Une partie de la drogue peut-elle servir à rémunérer des indics? Claude Cancès le concède. «Je ne sais pas si ça se fait encore, mais à mon époque, on donnait un petit peu de haschisch ou de cocaïne aux indics pour leur consommation personnelle». Il reconnaît ainsi avoir vu disparaître des petits paquets de 2 ou 3 kg lorsqu’il était aux affaires.
La pratique a longtemps été taboue. Mais depuis quelques années, certains policiers sont passés aux aveux. «Quand un tonton [un indic] donne une belle affaire de stupéfiants, on lui rétrocède une petite partie de la drogue saisie. C’est 10 %. Sur 1 kg, cela lui fait 100 grammes d’héroïne ou de coke pure à écouler. On est dans l’illégalité totale, mais c’est la règle et tout le monde le sait», expliquait par exemple Patrick Mauduit, chef de groupe à la police judiciaire de Paris, au Point en 2002. «Je crois qu’avec les polémiques Neyret et autres, tout cela a disparu», assure Claude Cancès.
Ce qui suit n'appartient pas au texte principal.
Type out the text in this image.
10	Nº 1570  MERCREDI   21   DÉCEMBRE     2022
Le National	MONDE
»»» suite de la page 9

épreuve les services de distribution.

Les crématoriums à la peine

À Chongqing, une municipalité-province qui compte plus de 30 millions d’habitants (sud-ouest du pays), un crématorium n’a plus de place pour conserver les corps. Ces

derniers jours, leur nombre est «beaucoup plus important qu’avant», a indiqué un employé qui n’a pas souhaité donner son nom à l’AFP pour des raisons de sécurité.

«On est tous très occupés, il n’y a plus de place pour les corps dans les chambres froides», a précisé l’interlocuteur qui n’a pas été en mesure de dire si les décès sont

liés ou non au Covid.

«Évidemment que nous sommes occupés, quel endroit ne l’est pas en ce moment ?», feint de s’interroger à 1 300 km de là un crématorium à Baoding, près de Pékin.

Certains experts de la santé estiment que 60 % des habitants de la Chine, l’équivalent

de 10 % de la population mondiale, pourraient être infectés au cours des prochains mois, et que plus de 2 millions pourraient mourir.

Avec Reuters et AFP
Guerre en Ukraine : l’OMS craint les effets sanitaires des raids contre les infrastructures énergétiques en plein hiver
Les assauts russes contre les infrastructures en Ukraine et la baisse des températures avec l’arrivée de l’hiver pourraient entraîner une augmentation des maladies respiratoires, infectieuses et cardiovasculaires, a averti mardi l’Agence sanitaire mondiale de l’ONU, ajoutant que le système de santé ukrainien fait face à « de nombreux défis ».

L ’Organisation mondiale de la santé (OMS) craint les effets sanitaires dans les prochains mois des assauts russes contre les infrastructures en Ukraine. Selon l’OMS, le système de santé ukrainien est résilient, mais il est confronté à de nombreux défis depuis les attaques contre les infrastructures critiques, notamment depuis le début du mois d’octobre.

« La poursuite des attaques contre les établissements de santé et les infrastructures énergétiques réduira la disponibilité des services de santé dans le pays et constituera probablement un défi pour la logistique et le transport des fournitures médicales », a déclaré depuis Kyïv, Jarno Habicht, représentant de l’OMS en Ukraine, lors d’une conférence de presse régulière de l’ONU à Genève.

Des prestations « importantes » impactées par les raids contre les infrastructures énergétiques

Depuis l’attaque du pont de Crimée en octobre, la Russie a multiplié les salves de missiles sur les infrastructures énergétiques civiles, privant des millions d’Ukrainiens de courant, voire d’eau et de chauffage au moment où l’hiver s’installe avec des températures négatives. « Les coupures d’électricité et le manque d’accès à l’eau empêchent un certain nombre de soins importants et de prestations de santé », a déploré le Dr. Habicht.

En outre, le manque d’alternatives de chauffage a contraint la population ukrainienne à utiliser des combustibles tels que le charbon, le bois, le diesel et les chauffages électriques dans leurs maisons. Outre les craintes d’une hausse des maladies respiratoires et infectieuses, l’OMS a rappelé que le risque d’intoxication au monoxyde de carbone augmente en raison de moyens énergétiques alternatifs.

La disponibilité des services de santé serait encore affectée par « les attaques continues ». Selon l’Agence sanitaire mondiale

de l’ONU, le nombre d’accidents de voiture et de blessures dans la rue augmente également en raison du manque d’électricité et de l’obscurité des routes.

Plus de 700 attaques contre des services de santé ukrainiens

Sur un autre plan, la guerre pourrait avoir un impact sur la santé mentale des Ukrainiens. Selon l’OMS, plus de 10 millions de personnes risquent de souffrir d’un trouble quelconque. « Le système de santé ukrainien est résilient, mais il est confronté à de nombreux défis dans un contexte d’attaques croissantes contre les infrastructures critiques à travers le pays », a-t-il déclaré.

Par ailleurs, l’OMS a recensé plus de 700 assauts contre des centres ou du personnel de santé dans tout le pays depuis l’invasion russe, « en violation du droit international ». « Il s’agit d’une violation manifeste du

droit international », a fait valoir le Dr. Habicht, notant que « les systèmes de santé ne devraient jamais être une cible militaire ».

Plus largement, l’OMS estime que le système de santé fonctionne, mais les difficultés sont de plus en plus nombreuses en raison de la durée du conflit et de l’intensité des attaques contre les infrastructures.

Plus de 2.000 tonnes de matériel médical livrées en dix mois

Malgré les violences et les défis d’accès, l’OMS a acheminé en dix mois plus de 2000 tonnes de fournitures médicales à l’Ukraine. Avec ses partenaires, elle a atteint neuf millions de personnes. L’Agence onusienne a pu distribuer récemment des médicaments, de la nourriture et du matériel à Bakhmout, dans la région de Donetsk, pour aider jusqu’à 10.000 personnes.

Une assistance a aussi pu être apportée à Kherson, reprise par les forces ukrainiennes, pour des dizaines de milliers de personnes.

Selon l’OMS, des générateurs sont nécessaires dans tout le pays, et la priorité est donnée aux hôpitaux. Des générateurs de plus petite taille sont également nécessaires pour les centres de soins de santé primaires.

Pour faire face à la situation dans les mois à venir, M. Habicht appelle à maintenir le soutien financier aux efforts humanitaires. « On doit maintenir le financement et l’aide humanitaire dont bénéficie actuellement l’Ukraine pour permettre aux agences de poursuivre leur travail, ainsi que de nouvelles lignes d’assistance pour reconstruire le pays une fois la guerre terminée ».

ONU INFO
Officiellement, la pratique est interdite. La loi sur la sécurité de 2004, dite Perben II, est censée encadrer la rémunération des «tontons». «Que sur des saisies, il y ait quelques fois quelques prélèvements pour constituer un trésor de guerre et monnayer ensuite des indics, c’est possible même si c’est rare», répond à L’Express Thierry Colombié, chercheur au CNRS et spécialiste du grand banditisme. L’ampleur de la cocaïne disparue constatée jeudi ne semble pas la lier à cette pratique.